Visualization of Poincaré Embeddings

M. Nickel and D. Kiela proposed Poincaré Embeddings for learning hierarchical representations (NIPS’17).

One of their tasks consists in embedding words in the Poincaré ball as to preserve entailment links.

Consider a symbolic dataset of words and directed edges (u,v) between them, indicating that u is a subconcept of v. Optimize the following

Training loss

\mathcal{L}(\Theta) = \sum_{(u,v)\in\mathcal D}\log\left(\frac{e^{-d(u,v)}}{\sum_{w\in\mathcal{N}(u)} e^{-d(u,w)}} \right)

\Theta denotes word embeddings parameters,
\mathcal D denotes observed entailment links (u,v),
\mathcal N(u):= \{v\ \mid\ (u,v)\ \notin\ \mathcal D\}\ \cup\ \lbrace u\rbrace is the set of negative parents of u.

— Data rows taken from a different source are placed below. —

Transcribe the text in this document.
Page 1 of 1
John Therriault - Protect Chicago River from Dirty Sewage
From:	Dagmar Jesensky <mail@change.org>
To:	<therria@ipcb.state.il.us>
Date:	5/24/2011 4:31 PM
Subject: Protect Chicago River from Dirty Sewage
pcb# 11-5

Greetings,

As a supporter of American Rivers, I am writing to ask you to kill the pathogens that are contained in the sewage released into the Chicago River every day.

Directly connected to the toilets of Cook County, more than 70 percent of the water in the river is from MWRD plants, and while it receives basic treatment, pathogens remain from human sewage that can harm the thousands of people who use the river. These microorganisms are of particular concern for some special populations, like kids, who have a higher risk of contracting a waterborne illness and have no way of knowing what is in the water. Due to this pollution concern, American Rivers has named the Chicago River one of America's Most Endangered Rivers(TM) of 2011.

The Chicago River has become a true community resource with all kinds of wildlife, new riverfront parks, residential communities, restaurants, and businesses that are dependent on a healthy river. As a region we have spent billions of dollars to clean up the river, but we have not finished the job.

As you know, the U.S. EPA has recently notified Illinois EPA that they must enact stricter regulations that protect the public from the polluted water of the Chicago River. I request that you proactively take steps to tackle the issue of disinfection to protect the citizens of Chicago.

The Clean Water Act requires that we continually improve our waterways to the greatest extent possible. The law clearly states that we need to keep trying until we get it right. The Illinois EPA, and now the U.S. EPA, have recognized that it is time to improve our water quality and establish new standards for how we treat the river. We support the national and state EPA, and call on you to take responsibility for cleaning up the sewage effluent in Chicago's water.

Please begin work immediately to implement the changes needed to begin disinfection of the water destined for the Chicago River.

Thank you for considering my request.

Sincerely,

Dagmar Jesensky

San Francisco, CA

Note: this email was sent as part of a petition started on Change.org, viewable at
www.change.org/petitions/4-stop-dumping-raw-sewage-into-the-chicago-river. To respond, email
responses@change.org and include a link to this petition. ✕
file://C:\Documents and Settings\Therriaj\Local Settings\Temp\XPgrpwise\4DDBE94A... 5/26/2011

In order to better understand the training dynamics induced by this model, we decided to visualize it in 2D, for the mammal subtree of the WordNet hierarchy.

Hyperbolic case

Using the Poincaré disk distance for d, and optimizing parameters using Riemannian SGD, for embeddings in dimension 2, yields the following dynamics:

Euclidean case

In comparison, using the Euclidean distance for d and optimizing parameters using SGD, for embeddings in dimension 2, yields the following dynamics:

In both simulations, initialization was done with a burn-in phase, i.e. with small learning rate, as suggested by Nickel and Kiela.